(i) Multiply both sides of
[tex]10x^2 - 19x - 32 = \dfrac3x[/tex]
by x and rearrange terms to get
[tex]10x^3 - 19x^2 - 32 x = 3 \\\\ 10x^3-19x^2-32x-3 = 0[/tex]
The left side factorizes to
[tex](x-3)(x+1)(10x+1) = 0[/tex]
which means x = 3, x = -1, or x = -1/10. We only care about 0 ≤ x ≤ 6, so we take x = 3.
(ii) In the equation
[tex]10\tan\left(\dfrac{2x}3\right) - 19 - 32\cot\left(\dfrac{2x}3\right) = 3\cot^2\left(\dfrac{2x}3\right)[/tex]

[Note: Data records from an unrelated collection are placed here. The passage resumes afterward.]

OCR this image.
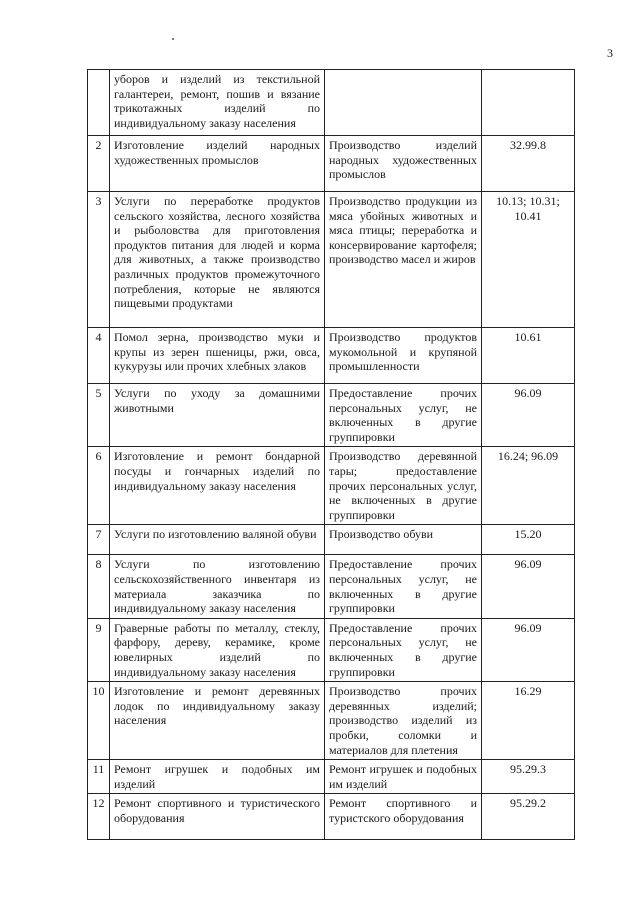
3
	уборов и изделий из текстильной галантереи, ремонт, пошив и вязание трикотажных изделий по индивидуальному заказу населения		
2	Изготовление изделий народных художественных промыслов	Производство изделий народных художественных промыслов	32.99.8
3	Услуги по переработке продуктов сельского хозяйства, лесного хозяйства и рыболовства для приготовления продуктов питания для людей и корма для животных, а также производство различных продуктов промежуточного потребления, которые не являются пищевыми продуктами	Производство продукции из мяса убойных животных и мяса птицы; переработка и консервирование картофеля; производство масел и жиров	10.13; 10.31; 10.41
4	Помол зерна, производство муки и крупы из зерен пшеницы, ржи, овса, кукурузы или прочих хлебных злаков	Производство продуктов мукомольной и крупяной промышленности	10.61
5	Услуги по уходу за домашними животными	Предоставление прочих персональных услуг, не включенных в другие группировки	96.09
6	Изготовление и ремонт бондарной посуды и гончарных изделий по индивидуальному заказу населения	Производство деревянной тары; предоставление прочих персональных услуг, не включенных в другие группировки	16.24; 96.09
7	Услуги по изготовлению валяной обуви	Производство обуви	15.20
8	Услуги по изготовлению сельскохозяйственного инвентаря из материала заказчика по индивидуальному заказу населения	Предоставление прочих персональных услуг, не включенных в другие группировки	96.09
9	Граверные работы по металлу, стеклу, фарфору, дереву, керамике, кроме ювелирных изделий по индивидуальному заказу населения	Предоставление прочих персональных услуг, не включенных в другие группировки	96.09
10	Изготовление и ремонт деревянных лодок по индивидуальному заказу населения	Производство прочих деревянных изделий; производство изделий из пробки, соломки и материалов для плетения	16.29
11	Ремонт игрушек и подобных им изделий	Ремонт игрушек и подобных им изделий	95.29.3
12	Ремонт спортивного и туристического оборудования	Ремонт спортивного и туристского оборудования	95.29.2
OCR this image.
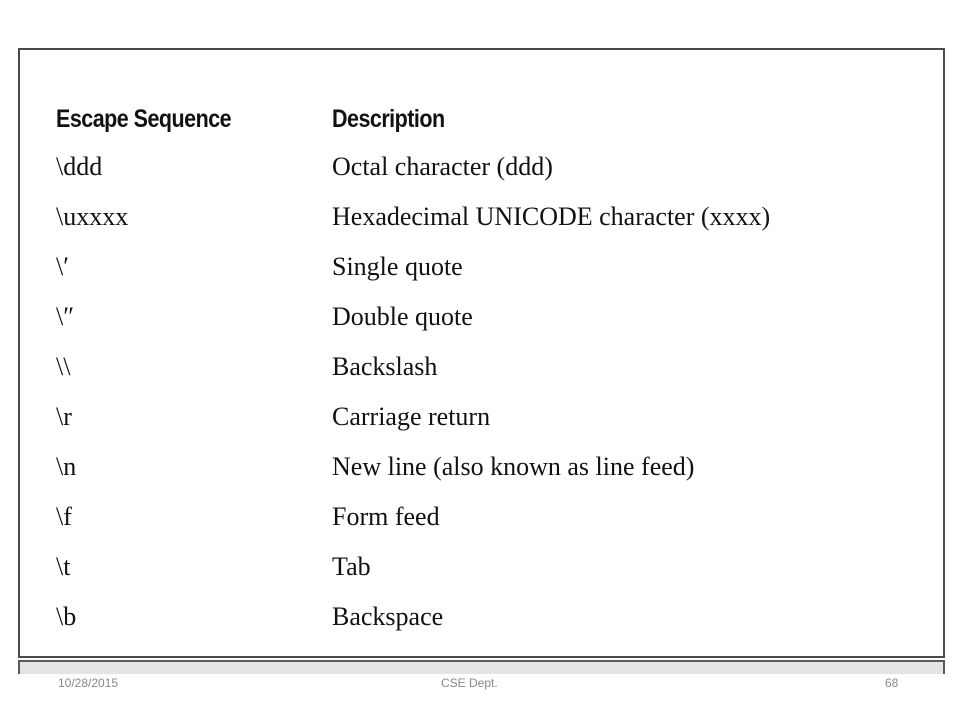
Escape Sequence	Description
\ddd	Octal character (ddd)
\uxxxx	Hexadecimal UNICODE character (xxxx)
\′	Single quote
\″	Double quote
\\	Backslash
\r	Carriage return
\n	New line (also known as line feed)
\f	Form feed
\t	Tab
\b	Backspace
10/28/2015	CSE Dept.	68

notice that multiplying both sides by [tex]\tan\left(\frac{2x}3\right)[/tex] gives the same equation as in (i), but with x swapped out for [tex]\tan\left(\frac{2x}3\right)[/tex] :
[tex]10\tan^2\left(\dfrac{2x}3\right) - 19\tan\left(\dfrac{2x}3\right)- 32 = 3\cot\left(\dfrac{2x}3\right)[/tex]
Then it follows that
[tex]\left(\tan\left(\dfrac{2x}3\right)-3\right) \left(\tan\left(\dfrac{2x}3\right) + 1\right) \left(10\tan\left(\dfrac{2x}3\right)+1\right) = 0 \\\\ \tan\left(\dfrac{2x}3\right)-3 = 0 \text{ or } \tan\left(\dfrac{2x}3\right) + 1 = 0 \text{ or }10\tan\left(\dfrac{2x}3\right) + 1 = 0[/tex]
Solve each case individually.
• Case 1:
[tex]\tan\left(\dfrac{2x}3\right) - 3 = 0 \\\\ \tan\left(\dfrac{2x}3\right) = 3 \\\\ \dfrac{2x}3 = \tan^{-1}(3) + n\pi \\\\ x = \dfrac32\tan^{-1}(3) + \dfrac{3n\pi}2[/tex]
(where n is an integer)
• Case 2:
[tex]\tan\left(\dfrac{2x}3\right)+1 = 0 \\\\ \tan\left(\dfrac{2x}3\right) = -1 \\\\ \dfrac{2x}3 = \tan^{-1}(-1) + n\pi \\\\ \dfrac{2x}3 = -\dfrac\pi4 + n\pi \\\\ x = -\dfrac{3\pi}8 + \dfrac{3n\pi}2[/tex]
• Case 3:
[tex]10\tan\left(\dfrac{2x}3\right)+1 = 0 \\\\ \tan\left(\dfrac{2x}3\right) = -\dfrac1{10} \\\\ \dfrac{2x}3 = \tan^{-1}\left(-\dfrac1{10}\right) + n\pi \\\\ x = -\dfrac32\tan^{-1}\left(\dfrac1{10}\right) + \dfrac{3n\pi}2[/tex]
From here, it's a matter of determining for which n we have 0 ≤ x ≤ 6.
• Case 1: this happens for n = 0, giving x = 3/2 arctan(3).
• Case 2: this happens for n = 1, giving x = 9π/8.
• Case 3: this happens for n = 0, giving x = 3π/2 - 3/2 arctan(1/10).